Scandale des eaux en bouteille : les sénateurs soupçonnent un « parjure » du groupe Nestlé Waters en commission d’enquête
Les sénateurs attendaient cette rencontre avec impatience. Muriel Lienau, actuelle PDG du groupe Nestlé, était invitée à s’expliquer dans le cadre de la commission d’enquête sur le scandale des eaux en bouteille, mercredi 19 mars. Une audition de près de deux heures face à une PDG qui répond de manière floue, quand elle n’élude pas tout simplement la question. Son refus de répondre lui vaut une saisie de la présidence du Sénat pour « parjure » qui l’expose à des poursuites pénales.

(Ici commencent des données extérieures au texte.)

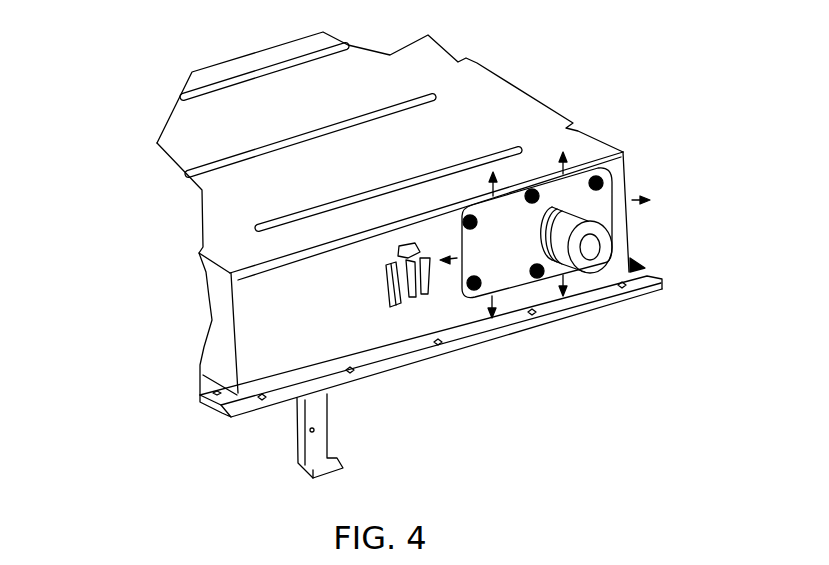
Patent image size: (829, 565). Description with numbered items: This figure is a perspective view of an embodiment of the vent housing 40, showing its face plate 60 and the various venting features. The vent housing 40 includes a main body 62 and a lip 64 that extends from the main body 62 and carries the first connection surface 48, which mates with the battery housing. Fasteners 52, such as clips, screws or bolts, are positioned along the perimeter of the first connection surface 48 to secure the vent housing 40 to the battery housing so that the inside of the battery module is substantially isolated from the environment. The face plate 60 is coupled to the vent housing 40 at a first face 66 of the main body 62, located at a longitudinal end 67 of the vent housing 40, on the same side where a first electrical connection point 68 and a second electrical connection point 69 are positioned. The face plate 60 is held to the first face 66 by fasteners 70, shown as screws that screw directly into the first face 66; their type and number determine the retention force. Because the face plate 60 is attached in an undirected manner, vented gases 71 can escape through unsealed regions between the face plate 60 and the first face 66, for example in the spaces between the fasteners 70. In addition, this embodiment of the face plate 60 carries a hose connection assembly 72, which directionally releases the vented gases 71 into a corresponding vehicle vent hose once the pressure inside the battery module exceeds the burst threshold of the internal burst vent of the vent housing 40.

The vent housing 40 is at (92, 98).
The first connection surface 48 is at (653, 290).
The fasteners 52 is at (260, 393).
The face plate 60 is at (498, 247).
The main body 62 is at (323, 160).
The lip 64 is at (645, 268).
The first face 66 is at (287, 300).
The longitudinal end 67 is at (636, 376).
The first electrical connection point 68 is at (293, 445).
The second electrical connection point 69 is at (388, 284).
The fasteners 70 is at (465, 216).
The vented gases 71 is at (490, 178).
The hose connection assembly 72 is at (615, 232).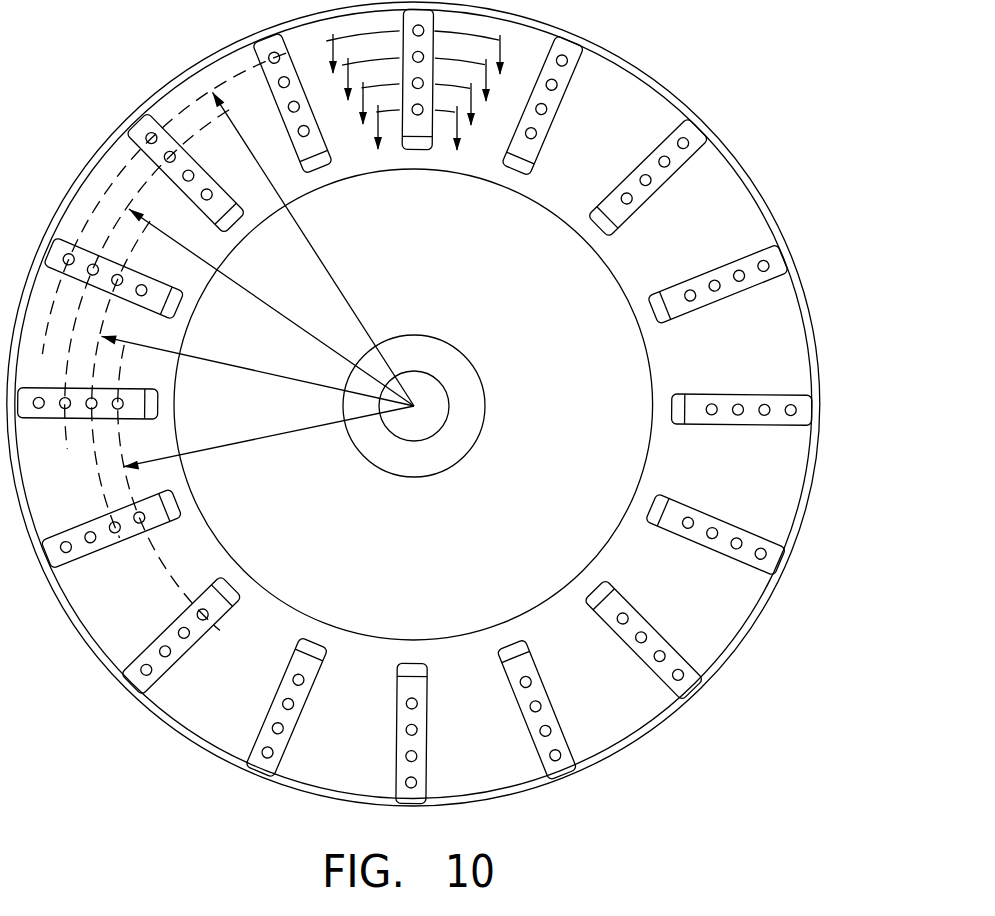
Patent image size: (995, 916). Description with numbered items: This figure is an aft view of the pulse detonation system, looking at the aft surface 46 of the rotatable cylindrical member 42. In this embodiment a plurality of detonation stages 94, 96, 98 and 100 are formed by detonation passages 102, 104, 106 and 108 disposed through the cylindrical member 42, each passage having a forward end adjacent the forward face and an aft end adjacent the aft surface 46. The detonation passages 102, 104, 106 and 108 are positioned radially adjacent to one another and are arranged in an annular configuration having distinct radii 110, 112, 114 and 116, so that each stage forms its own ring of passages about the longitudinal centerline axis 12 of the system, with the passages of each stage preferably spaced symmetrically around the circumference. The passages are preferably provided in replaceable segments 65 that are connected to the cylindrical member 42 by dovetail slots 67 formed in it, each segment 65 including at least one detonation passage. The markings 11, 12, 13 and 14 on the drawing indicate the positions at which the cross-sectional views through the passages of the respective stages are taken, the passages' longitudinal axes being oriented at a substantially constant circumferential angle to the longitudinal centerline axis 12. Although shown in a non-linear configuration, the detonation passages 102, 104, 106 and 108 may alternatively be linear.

The section line 11- 11 is at (417, 53).
The longitudinal centerline axis 12 is at (418, 85).
The section line 13- 13 is at (416, 111).
The section line 14- 14 is at (416, 139).
The rotatable cylindrical member 42 is at (648, 72).
The aft surface 46 is at (715, 187).
The replaceable segment 65 is at (418, 686).
The dovetail slot 67 is at (420, 666).
The detonation stage 94 is at (172, 552).
The detonation stage 96 is at (98, 502).
The detonation stage 98 is at (70, 307).
The detonation stage 100 is at (193, 92).
The detonation passage 102 is at (690, 297).
The detonation passage 104 is at (738, 405).
The detonation passage 106 is at (738, 542).
The detonation passage 108 is at (681, 128).
The radius 110 is at (245, 447).
The radius 112 is at (223, 366).
The radius 114 is at (242, 286).
The radius 116 is at (360, 315).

La veille, l’ex-PDG du groupe, Sophie Dubois, invitée à répondre aux questions des sénateurs, entretient elle aussi l’omerta. Depuis décembre, la commission a auditionné une soixantaine d’acteurs pour faire la lumière sur les pratiques de Nestlé et les manquements des autorités à les contrôler, voire sur l’implication de l’État dans le camouflage du scandale. Au cœur des débats : l’usage illégal de traitements aux ultraviolets et aux filtres à charbon sur certaines eaux (Perrier, Vittel, Hépar, Contrex), justifié par le groupe au nom de la « sécurité alimentaire ».
Une « culture de l’opacité la plus absolue »
Après avoir assuré ne pas connaître la raison de l’utilisation des filtres illégaux avant son arrivée en 1991 et sa prise de poste en tant que responsable de Nestlé Waters pour la région Europe en janvier 2020, Muriel Lienau défend qu’aucun règlement « autorisant ni interdisant une technologie de microfiltration particulière » n’existe actuellement. Le groupe avait par ailleurs appelé, via un communiqué de presse publié le 7 février dernier, à « un débat scientifique sur les technologies de microfiltration des eaux minérales naturelles ».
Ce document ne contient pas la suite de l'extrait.